More Americans Are Packing Their Bags For Retirement In Europe

I think retiring in Europe might be one of the smartest financial moves an American can make right now. When you look at the numbers, it’s hard to argue.

The average retired US household spends around $5,000 a month to live. The average Social Security check? Just $2,005 as of June 2025.

That’s a $3,000 gap. Every single month. It’s no surprise that more Americans are packing up and heading across the Atlantic.

The Trend Is Accelerating

The number of Americans retiring abroad has tripled over the last 30 years, according to a Monmouth University poll.

Right now, over 700,000 retirees are receiving Social Security payments outside the US.

In 2025, the US recorded its first net negative migration since the 1930s – roughly 150,000 more people left than arrived. US visa applications to both Portugal and France tripled since 2024 alone.

That’s not a coincidence.

So Why Europe?

There are cheaper places in the world – Southeast Asia, Latin America, parts of Africa.

But Europe offers something those places often don’t: stability.

Good infrastructure. Strong healthcare systems. Safe streets. And a cost of living that’s dramatically lower than most American cities.

Monthly living costs for one person, excluding rent, sit at around $776 in Portugal, $818 in Spain, and $901 in Greece. Compare that to what you’re spending now.

Healthcare Is a Huge Part of This

The average annual health insurance premium in the US runs around $18,000 per person, according to the 2025 SIP Health Cost Index.

In Portugal, private health insurance often costs under €100 a month. An emergency department visit in the public system runs between €15 and €20.

One American expat in France paid just €130 out of pocket for an MRI. That same procedure averages $2,000 in the US.

That kind of difference changes retirement planning entirely.

Portugal: The Most Popular Choice

Photo: Vitor Oliveira (CC BY-SA 2.0)

If there’s one country Americans are flocking to, it’s Portugal.

It ranked first in Expatsi’s 2025 survey of where Americans most want to live.

The D7 Passive Income Visa is the main entry point for retirees. You need proof of steady passive income – as little as $1,011 per month – and you’re on your way.

Outside Lisbon and Porto, retirees can live comfortably on €1,500 to €2,000 a month. The Algarve region gets over 300 days of sunshine a year and has become a real hub for American retirees.

Portugal also ranked 4th in the World Health Organization’s 2024 ranking of best countries for healthcare access worldwide.
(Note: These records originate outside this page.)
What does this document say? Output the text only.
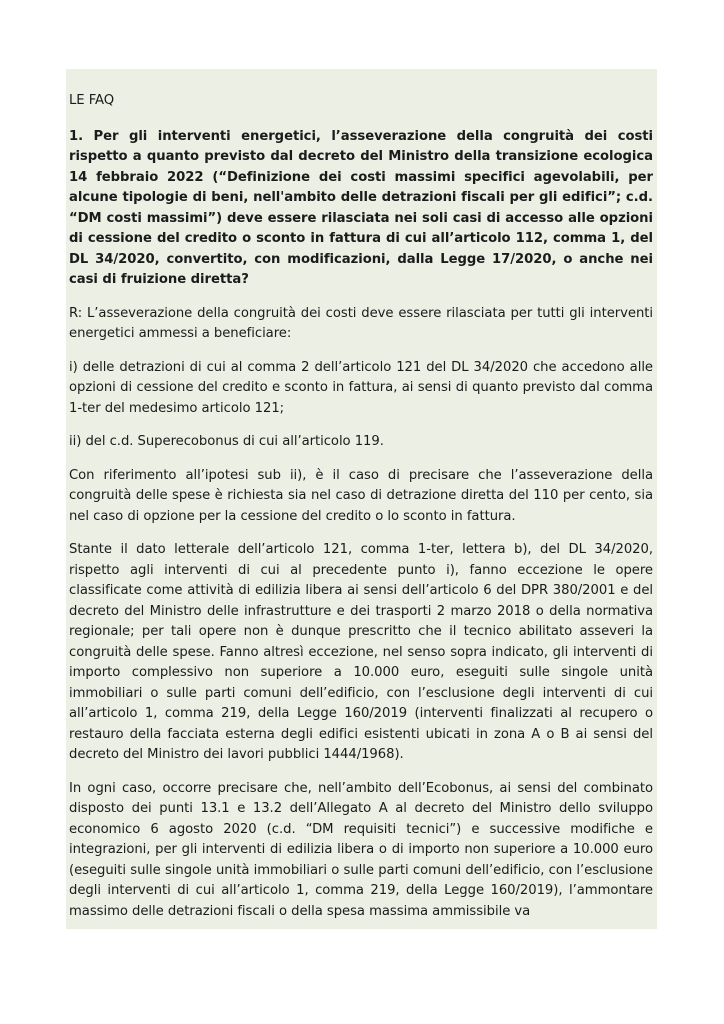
LE FAQ

1. Per gli interventi energetici, l’asseverazione della congruità dei costi rispetto a quanto previsto dal decreto del Ministro della transizione ecologica 14 febbraio 2022 (“Definizione dei costi massimi specifici agevolabili, per alcune tipologie di beni, nell'ambito delle detrazioni fiscali per gli edifici”; c.d. “DM costi massimi”) deve essere rilasciata nei soli casi di accesso alle opzioni di cessione del credito o sconto in fattura di cui all’articolo 112, comma 1, del DL 34/2020, convertito, con modificazioni, dalla Legge 17/2020, o anche nei casi di fruizione diretta?

R: L’asseverazione della congruità dei costi deve essere rilasciata per tutti gli interventi energetici ammessi a beneficiare:

i) delle detrazioni di cui al comma 2 dell’articolo 121 del DL 34/2020 che accedono alle opzioni di cessione del credito e sconto in fattura, ai sensi di quanto previsto dal comma 1-ter del medesimo articolo 121;

ii) del c.d. Superecobonus di cui all’articolo 119.

Con riferimento all’ipotesi sub ii), è il caso di precisare che l’asseverazione della congruità delle spese è richiesta sia nel caso di detrazione diretta del 110 per cento, sia nel caso di opzione per la cessione del credito o lo sconto in fattura.

Stante il dato letterale dell’articolo 121, comma 1-ter, lettera b), del DL 34/2020, rispetto agli interventi di cui al precedente punto i), fanno eccezione le opere classificate come attività di edilizia libera ai sensi dell’articolo 6 del DPR 380/2001 e del decreto del Ministro delle infrastrutture e dei trasporti 2 marzo 2018 o della normativa regionale; per tali opere non è dunque prescritto che il tecnico abilitato asseveri la congruità delle spese. Fanno altresì eccezione, nel senso sopra indicato, gli interventi di importo complessivo non superiore a 10.000 euro, eseguiti sulle singole unità immobiliari o sulle parti comuni dell’edificio, con l’esclusione degli interventi di cui all’articolo 1, comma 219, della Legge 160/2019 (interventi finalizzati al recupero o restauro della facciata esterna degli edifici esistenti ubicati in zona A o B ai sensi del decreto del Ministro dei lavori pubblici 1444/1968).

In ogni caso, occorre precisare che, nell’ambito dell’Ecobonus, ai sensi del combinato disposto dei punti 13.1 e 13.2 dell’Allegato A al decreto del Ministro dello sviluppo economico 6 agosto 2020 (c.d. “DM requisiti tecnici”) e successive modifiche e integrazioni, per gli interventi di edilizia libera o di importo non superiore a 10.000 euro (eseguiti sulle singole unità immobiliari o sulle parti comuni dell’edificio, con l’esclusione degli interventi di cui all’articolo 1, comma 219, della Legge 160/2019), l’ammontare massimo delle detrazioni fiscali o della spesa massima ammissibile va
France Has a Tax Trick Many Americans Don’t Know About

France has a bilateral tax treaty with the US that effectively eliminates French taxes on passive income for American retirees.
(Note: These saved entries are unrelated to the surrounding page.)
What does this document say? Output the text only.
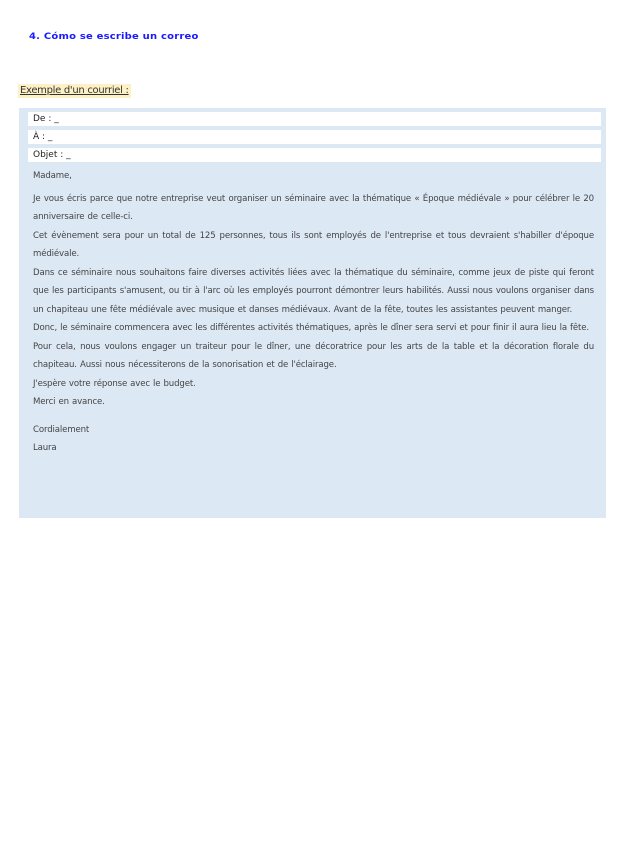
4. Cómo se escribe un correo
Exemple d'un courriel :
De : _
À : _
Objet : _
Madame,

Je vous écris parce que notre entreprise veut organiser un séminaire avec la thématique « Époque médiévale » pour célébrer le 20 anniversaire de celle-ci.

Cet évènement sera pour un total de 125 personnes, tous ils sont employés de l'entreprise et tous devraient s'habiller d'époque médiévale.

Dans ce séminaire nous souhaitons faire diverses activités liées avec la thématique du séminaire, comme jeux de piste qui feront que les participants s'amusent, ou tir à l'arc où les employés pourront démontrer leurs habilités. Aussi nous voulons organiser dans un chapiteau une fête médiévale avec musique et danses médiévaux. Avant de la fête, toutes les assistantes peuvent manger.

Donc, le séminaire commencera avec les différentes activités thématiques, après le dîner sera servi et pour finir il aura lieu la fête.

Pour cela, nous voulons engager un traiteur pour le dîner, une décoratrice pour les arts de la table et la décoration florale du chapiteau. Aussi nous nécessiterons de la sonorisation et de l'éclairage.

J'espère votre réponse avec le budget.

Merci en avance.

Cordialement
Laura
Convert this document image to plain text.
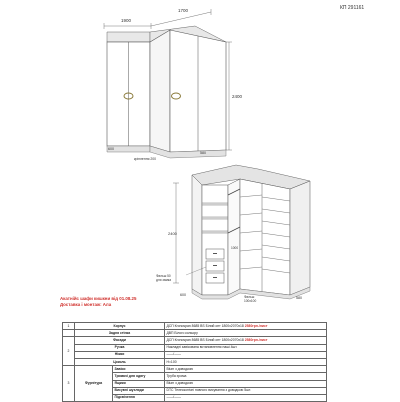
КП 291161
1900
1700
2400
600
580
кріплення 200
2400
1000
Фальш 50
для замка
600
580
Фальш
100х100
Акатнійс шафи кишкни від 01.08.25
Доставка і монтаж: Ала
1	Корпус		ДСП Кronospan 8685 BS Білий онт 1800х2070х18 2580грн./лист
	Задня стінка		ДВП Білого кольору
2	Фасади		ДСП Кronospan 8685 BS Білий онт 1800х2070х18 2580грн./лист
	Ручка		Накладні завісована встановлення наші 4шт.
	Ніжки		——/——
	Цоколь		Н=100
3	Фурнітура	Завіси	Blum з доводкою
		Тримачі для одягу	Труба хрома
		Ящики	Blum з доводкою
		Висувні шухляди	DTC Телескопічні повного висування з доводкою 5шт.
		Підсвічення	——/——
Social Security payments, dividends, investment income – taxed at zero in France.

Life in smaller French cities and towns is much cheaper than Paris, and the healthcare system is excellent across the whole country.

Italy: A Flat 7% Tax Rate for Retirees

Stunning aerial view of Vernazza in Cinque Terre, Liguria, Italy, by the sea.
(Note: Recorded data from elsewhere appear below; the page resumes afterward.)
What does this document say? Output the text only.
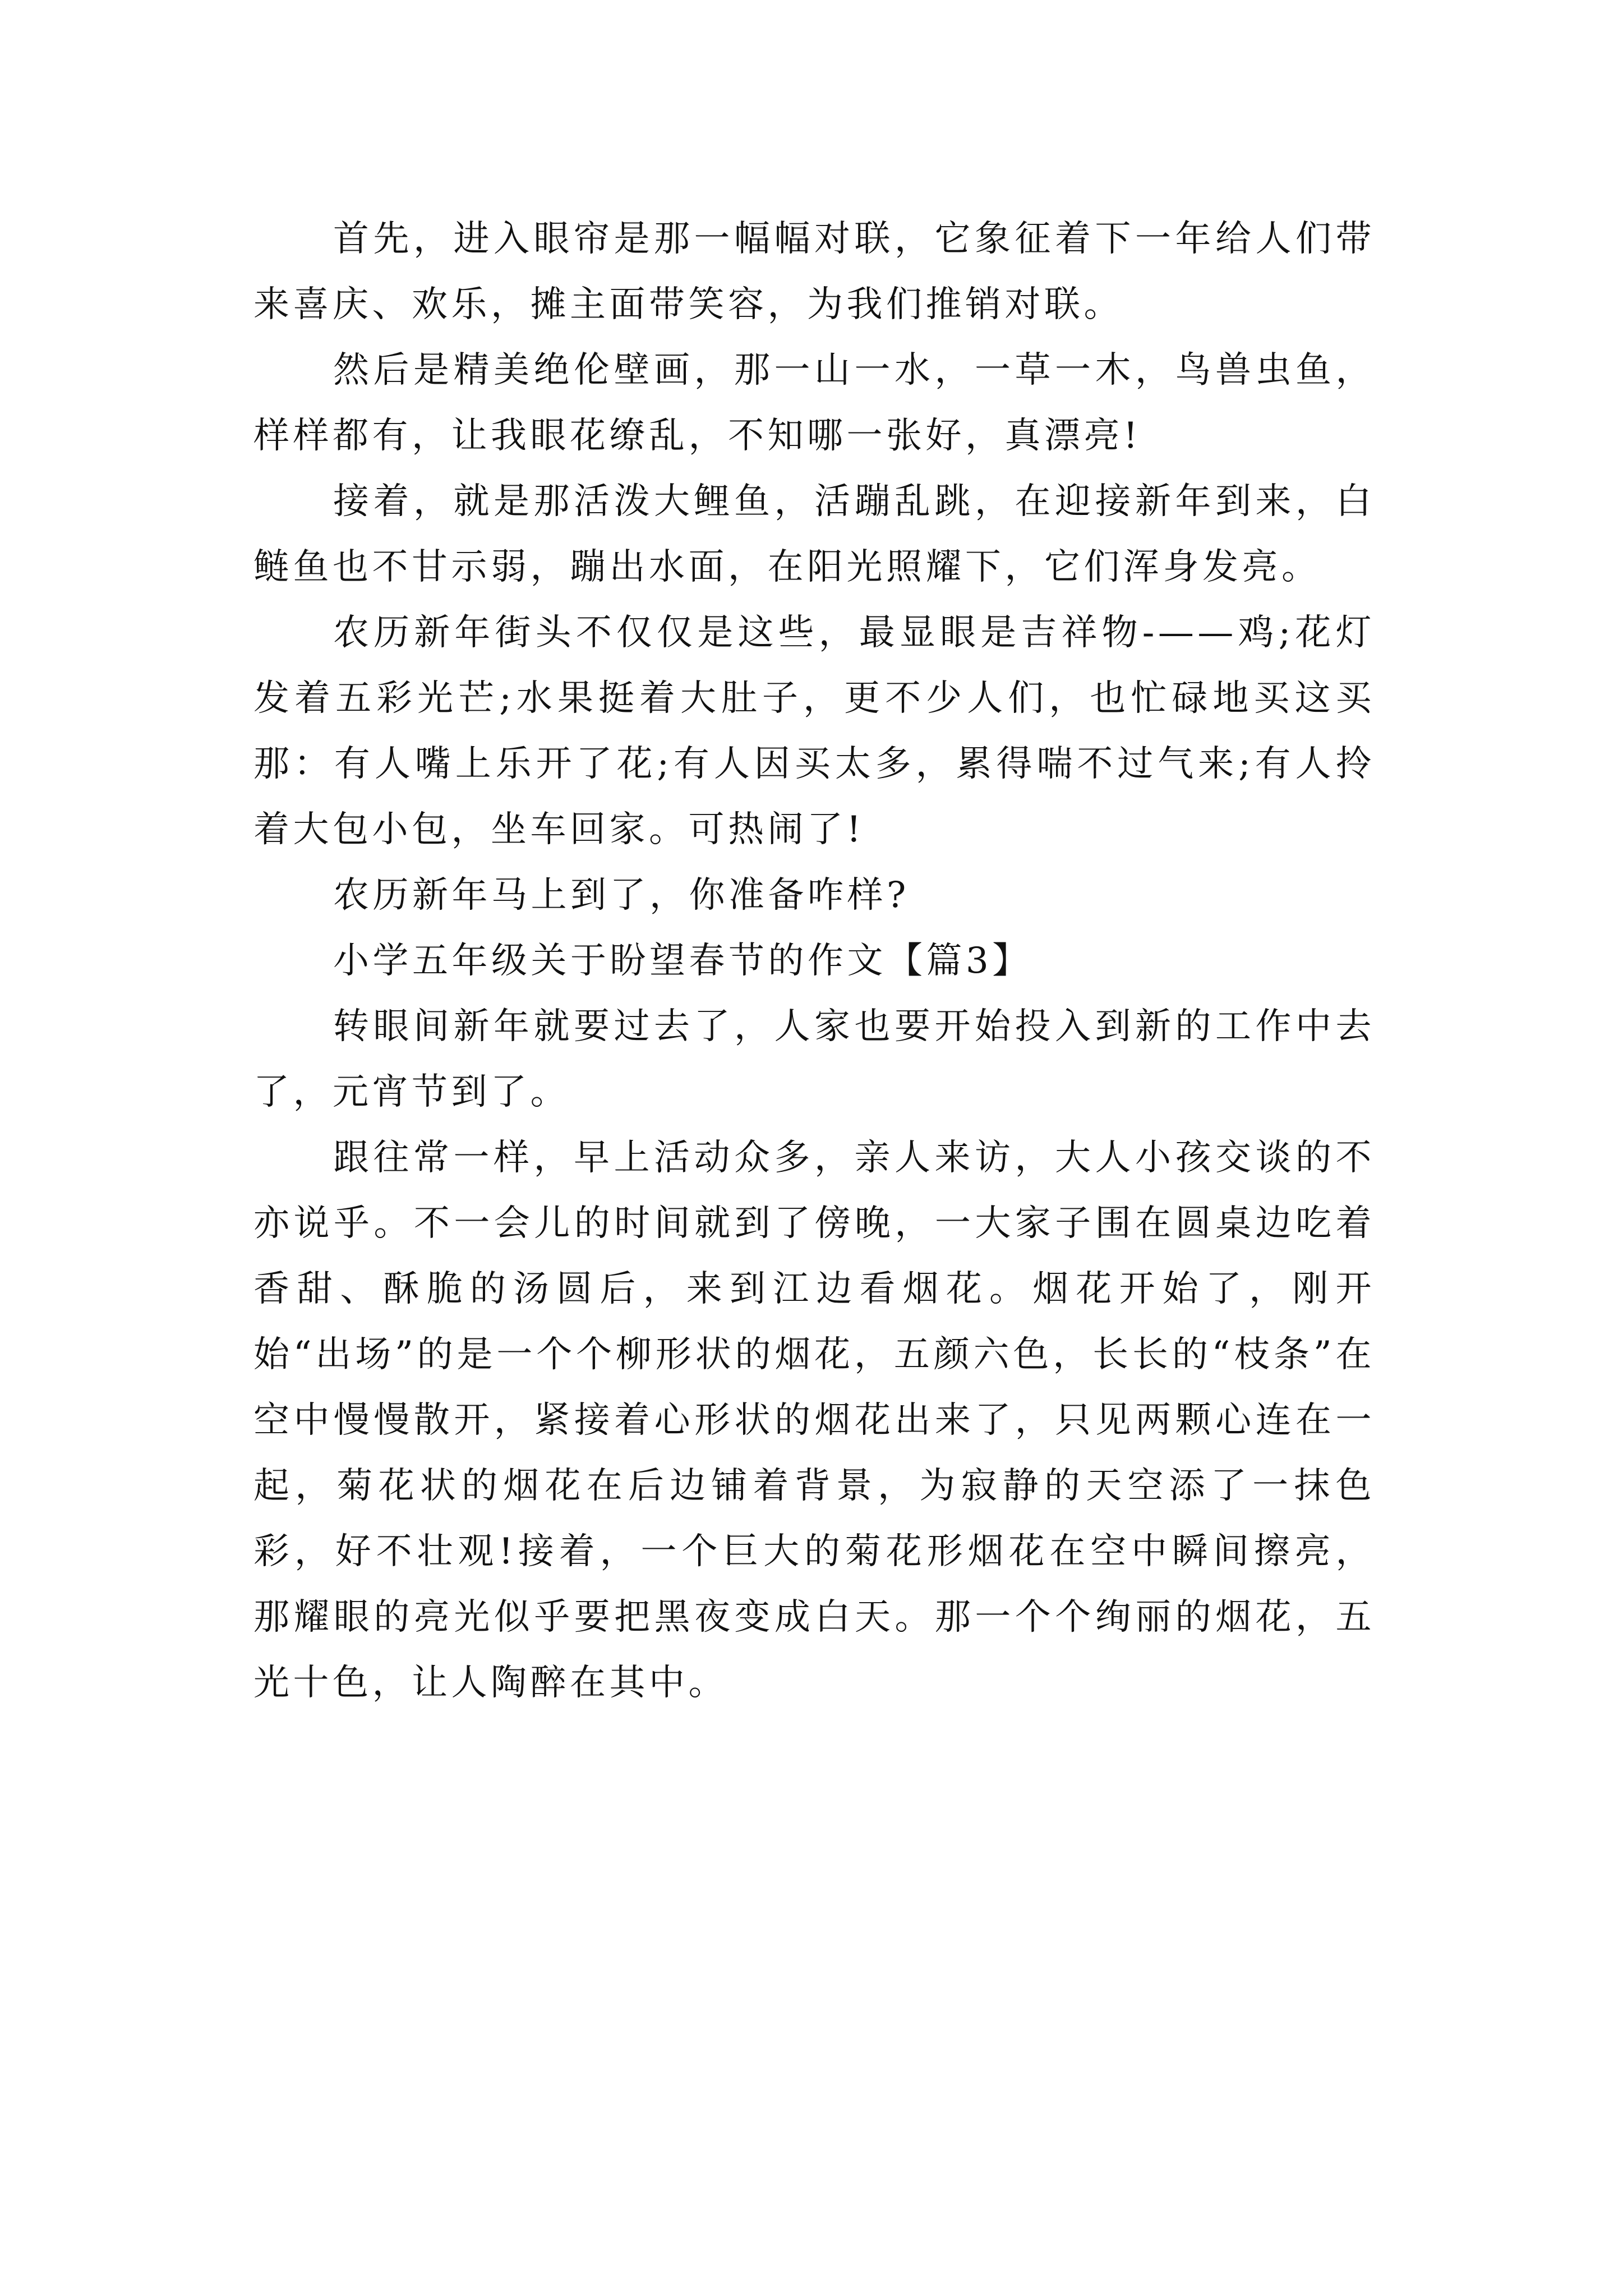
首先，进入眼帘是那一幅幅对联，它象征着下一年给人们带来喜庆、欢乐，摊主面带笑容，为我们推销对联。

然后是精美绝伦壁画，那一山一水，一草一木，鸟兽虫鱼，样样都有，让我眼花缭乱，不知哪一张好，真漂亮!

接着，就是那活泼大鲤鱼，活蹦乱跳，在迎接新年到来，白鲢鱼也不甘示弱，蹦出水面，在阳光照耀下，它们浑身发亮。

农历新年街头不仅仅是这些，最显眼是吉祥物-——鸡;花灯发着五彩光芒;水果挺着大肚子，更不少人们，也忙碌地买这买那：有人嘴上乐开了花;有人因买太多，累得喘不过气来;有人拎着大包小包，坐车回家。可热闹了!

农历新年马上到了，你准备咋样?

小学五年级关于盼望春节的作文【篇3】

转眼间新年就要过去了，人家也要开始投入到新的工作中去了，元宵节到了。

跟往常一样，早上活动众多，亲人来访，大人小孩交谈的不亦说乎。不一会儿的时间就到了傍晚，一大家子围在圆桌边吃着香甜、酥脆的汤圆后，来到江边看烟花。烟花开始了，刚开始“出场”的是一个个柳形状的烟花，五颜六色，长长的“枝条”在空中慢慢散开，紧接着心形状的烟花出来了，只见两颗心连在一起，菊花状的烟花在后边铺着背景，为寂静的天空添了一抹色彩，好不壮观!接着，一个巨大的菊花形烟花在空中瞬间擦亮，那耀眼的亮光似乎要把黑夜变成白天。那一个个绚丽的烟花，五光十色，让人陶醉在其中。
If you settle in a small town in one of eight southern regions – Sicily, Sardinia, Campania, Puglia, among others – Italy offers a flat 7% tax rate on all your foreign income.

One New Jersey family moved to Sardinia in 2022 for the slower pace and sea views. They traded the New York metro for the coast, and haven’t looked back.

Getting residency in Italy takes more paperwork than Portugal, and the language barrier is a real challenge. But the lifestyle rewards are hard to beat.

Things That Can Catch You Off Guard

The US still taxes its citizens on worldwide income, even after they move abroad. You’ll still file a US tax return every year.

Bilateral tax treaties – like those with France and Portugal – can significantly reduce what you actually owe.

Healthcare access in most European countries requires official residency. Many retirees start with private insurance while their paperwork processes.

And visa rules change. Spain closed its Golden Visa program in April 2025, catching a lot of people off guard. Always check current rules before making plans.

Is This Trend Going to Keep Growing?

Almost certainly yes.

A 2025 Gallup/Monmouth survey found that 42% of Americans have considered leaving the country within the next two years. Among people under 30, that number jumps to 63%.

The reasons driving this, healthcare costs, housing prices, the relentless pace of life, aren’t going anywhere.

Have you ever seriously thought about what retirement in Europe might actually look like for you? For a growing number of Americans, that question is getting easier and easier to answer.